The address leads me to a neighborhood I've driven through but never really noticed. Tree-lined streets, houses with actual yards, the kind of place where people probably know their neighbors' names and bring each other casseroles. It's aggressively charming in a way that makes my Denver apartment—former Denver apartment—look like a concrete shoebox.
The street smells like cut grass and someone's barbecue. Sprinklers tick-tick-tick across perfect lawns. A couple walks past with a golden retriever, waving like they know me. They don't, but that's apparently how things work here. My stomach knots. I don't do neighborhoods like this. I do anonymous apartment complexes where nobody knows if you're home or dead for a week.

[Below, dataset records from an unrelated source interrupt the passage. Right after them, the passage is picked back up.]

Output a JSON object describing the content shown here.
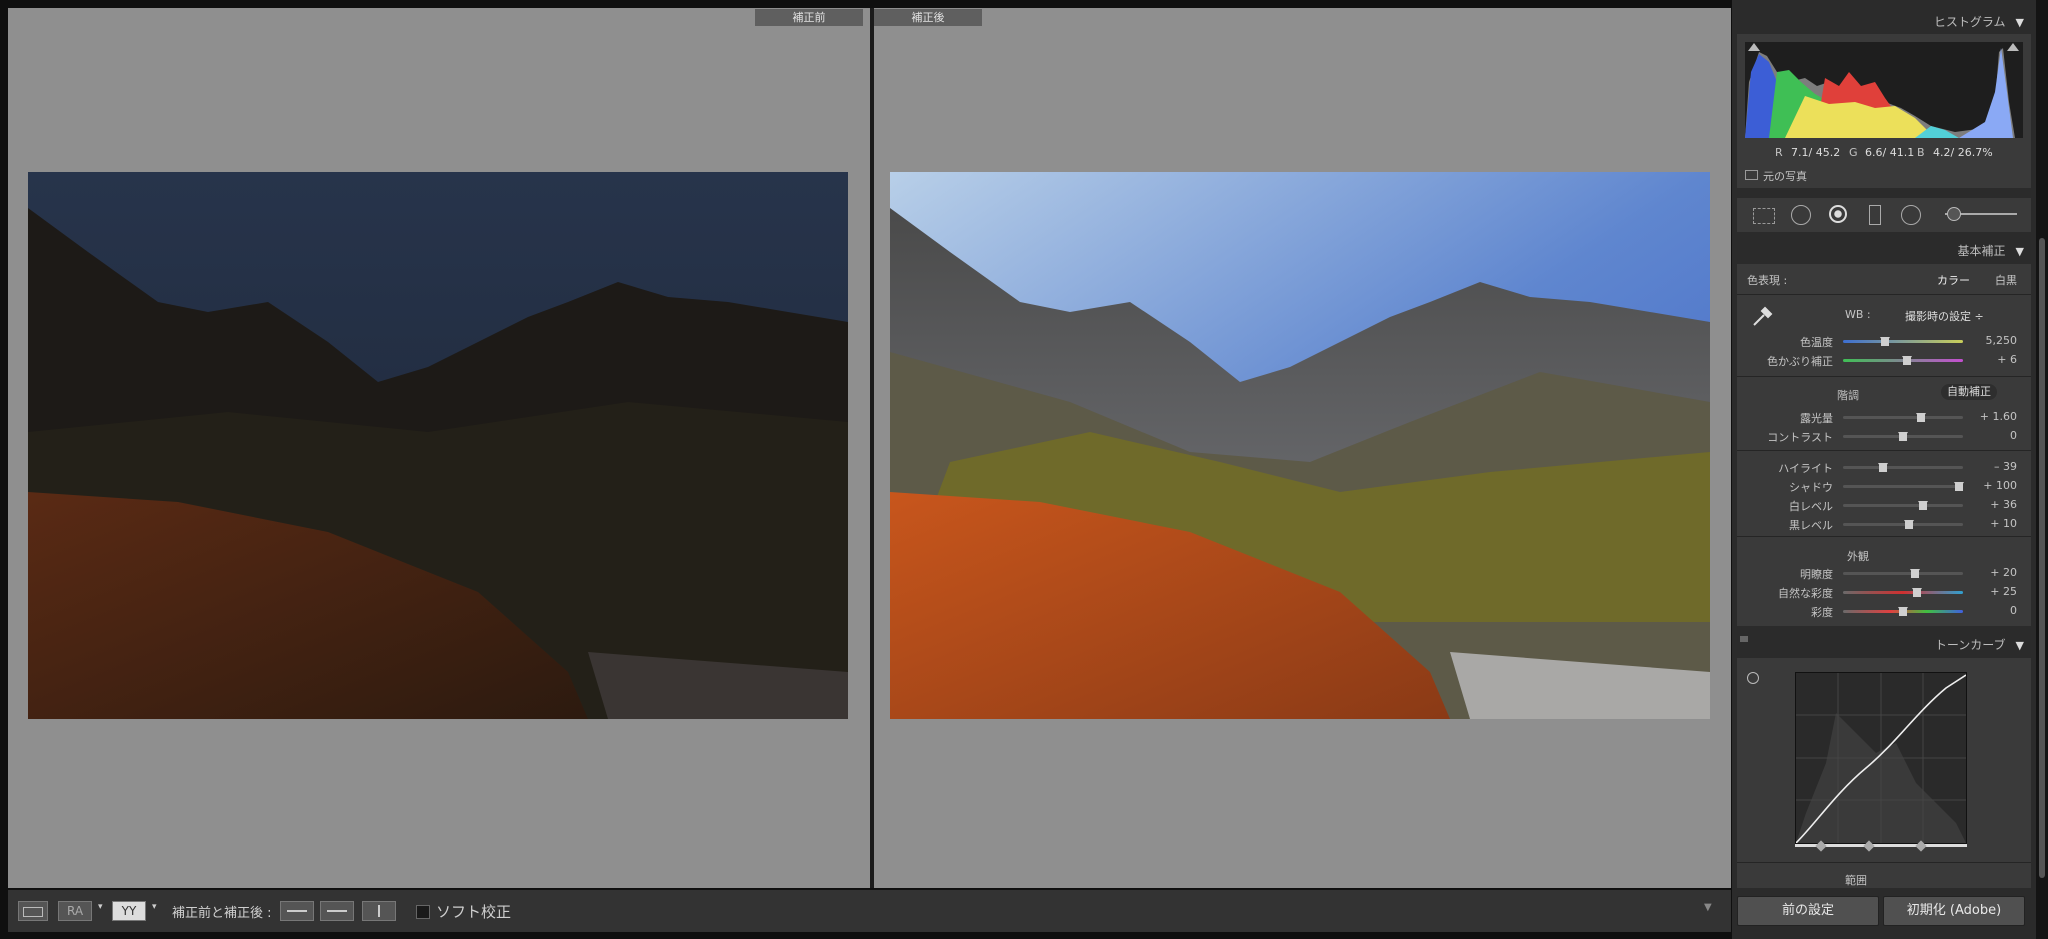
{
  "compare": {
    "before_label": "補正前",
    "after_label": "補正後"
  },
  "toolbar": {
    "view_loupe_icon": "loupe-view-icon",
    "compare_ab_label": "RA",
    "compare_yy_label": "YY",
    "before_after_label": "補正前と補正後 :",
    "softproof_label": "ソフト校正",
    "softproof_checked": false
  },
  "panel": {
    "histogram": {
      "title": "ヒストグラム",
      "r_label": "R",
      "r_value": "7.1/ 45.2",
      "g_label": "G",
      "g_value": "6.6/ 41.1",
      "b_label": "B",
      "b_value": "4.2/ 26.7%",
      "original_photo_label": "元の写真"
    },
    "basic": {
      "title": "基本補正",
      "treatment_label": "色表現 :",
      "color_option": "カラー",
      "bw_option": "白黒",
      "wb_label": "WB :",
      "wb_value": "撮影時の設定 ÷",
      "sliders_wb": [
        {
          "label": "色温度",
          "value": "5,250",
          "pos": 0.35
        },
        {
          "label": "色かぶり補正",
          "value": "+ 6",
          "pos": 0.53
        }
      ],
      "tone_label": "階調",
      "auto_label": "自動補正",
      "sliders_tone_a": [
        {
          "label": "露光量",
          "value": "+ 1.60",
          "pos": 0.65
        },
        {
          "label": "コントラスト",
          "value": "0",
          "pos": 0.5
        }
      ],
      "sliders_tone_b": [
        {
          "label": "ハイライト",
          "value": "– 39",
          "pos": 0.33
        },
        {
          "label": "シャドウ",
          "value": "+ 100",
          "pos": 0.97
        },
        {
          "label": "白レベル",
          "value": "+ 36",
          "pos": 0.67
        },
        {
          "label": "黒レベル",
          "value": "+ 10",
          "pos": 0.55
        }
      ],
      "presence_label": "外観",
      "sliders_presence": [
        {
          "label": "明瞭度",
          "value": "+ 20",
          "pos": 0.6
        },
        {
          "label": "自然な彩度",
          "value": "+ 25",
          "pos": 0.62
        },
        {
          "label": "彩度",
          "value": "0",
          "pos": 0.5
        }
      ]
    },
    "tonecurve": {
      "title": "トーンカーブ",
      "range_label": "範囲"
    },
    "buttons": {
      "previous": "前の設定",
      "reset": "初期化 (Adobe)"
    }
  }
}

The main house is a Craftsman-style beauty with a porch swing and window boxes that someone has actually planted flowers in. My chest tightens looking at it. This is the kind of house families live in. The kind with matching dish towels and photo albums and people who stay. Not the kind of place for someone who keeps her life in trash bags.

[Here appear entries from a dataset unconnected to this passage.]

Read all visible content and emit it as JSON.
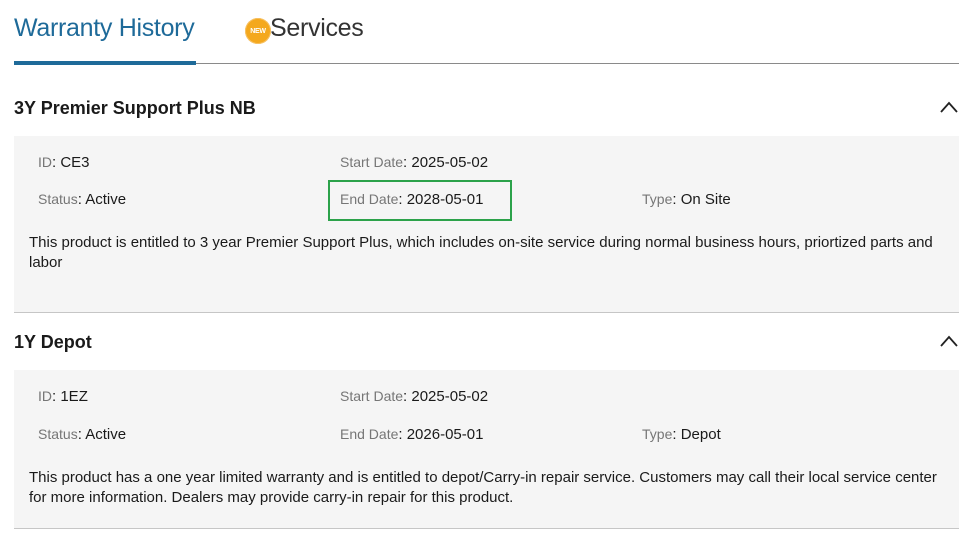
{
  "tabs": {
    "warranty_history": "Warranty History",
    "services": "Services",
    "new_badge": "NEW"
  },
  "warranties": [
    {
      "title": "3Y Premier Support Plus NB",
      "id_label": "ID",
      "id_value": "CE3",
      "start_label": "Start Date",
      "start_value": "2025-05-02",
      "status_label": "Status",
      "status_value": "Active",
      "end_label": "End Date",
      "end_value": "2028-05-01",
      "type_label": "Type",
      "type_value": "On Site",
      "description": "This product is entitled to 3 year Premier Support Plus, which includes on-site service during normal business hours, priortized parts and labor"
    },
    {
      "title": "1Y Depot",
      "id_label": "ID",
      "id_value": "1EZ",
      "start_label": "Start Date",
      "start_value": "2025-05-02",
      "status_label": "Status",
      "status_value": "Active",
      "end_label": "End Date",
      "end_value": "2026-05-01",
      "type_label": "Type",
      "type_value": "Depot",
      "description": "This product has a one year limited warranty and is entitled to depot/Carry-in repair service. Customers may call their local service center for more information. Dealers may provide carry-in repair for this product."
    }
  ],
  "colors": {
    "accent": "#1e6a99",
    "badge": "#f4a81d",
    "highlight": "#2ca24a",
    "panel_bg": "#f5f5f5"
  }
}
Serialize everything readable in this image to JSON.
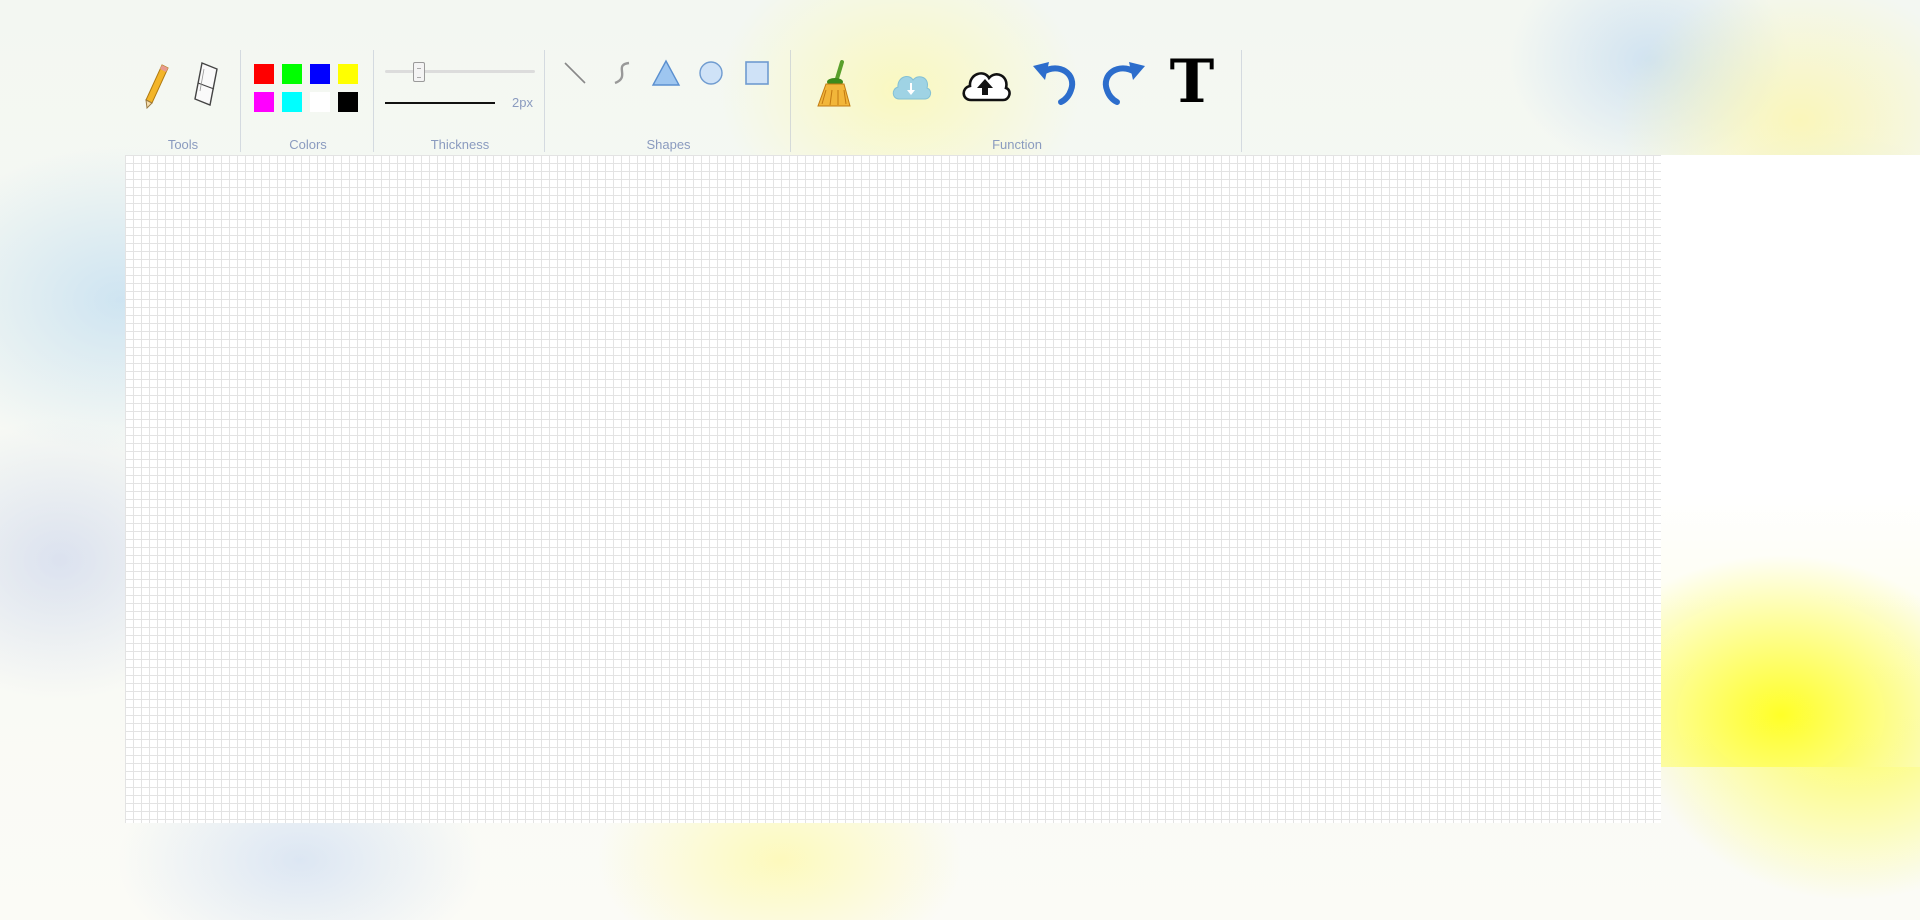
{
  "toolbar": {
    "groups": {
      "tools": "Tools",
      "colors": "Colors",
      "thickness": "Thickness",
      "shapes": "Shapes",
      "function": "Function"
    },
    "tools": [
      {
        "name": "pencil-icon"
      },
      {
        "name": "eraser-icon"
      }
    ],
    "colors": [
      "#ff0000",
      "#00ff00",
      "#0000ff",
      "#ffff00",
      "#ff00ff",
      "#00ffff",
      "#ffffff",
      "#000000"
    ],
    "thickness": {
      "value": 2,
      "label": "2px"
    },
    "shapes": [
      {
        "name": "line-icon"
      },
      {
        "name": "curve-icon"
      },
      {
        "name": "triangle-icon"
      },
      {
        "name": "circle-icon"
      },
      {
        "name": "rectangle-icon"
      }
    ],
    "functions": [
      {
        "name": "broom-icon"
      },
      {
        "name": "cloud-download-icon"
      },
      {
        "name": "cloud-upload-icon"
      },
      {
        "name": "undo-icon"
      },
      {
        "name": "redo-icon"
      },
      {
        "name": "text-icon",
        "glyph": "T"
      }
    ]
  }
}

The in-law suite sits off to the side. It's small—basically a studio with delusions of grandeur—but it has windows and a door that doesn't stick and what appears to be functional plumbing.
"The bar is so low it's underground," I inform Kevin as I punch the code into the lockbox. "But we're clearing it."
The key turns smoothly. The door swings open without squealing. The light switch actually turns on overhead lights instead of sparking ominously. I'm three for three on basic functionality, which feels like winning the lottery.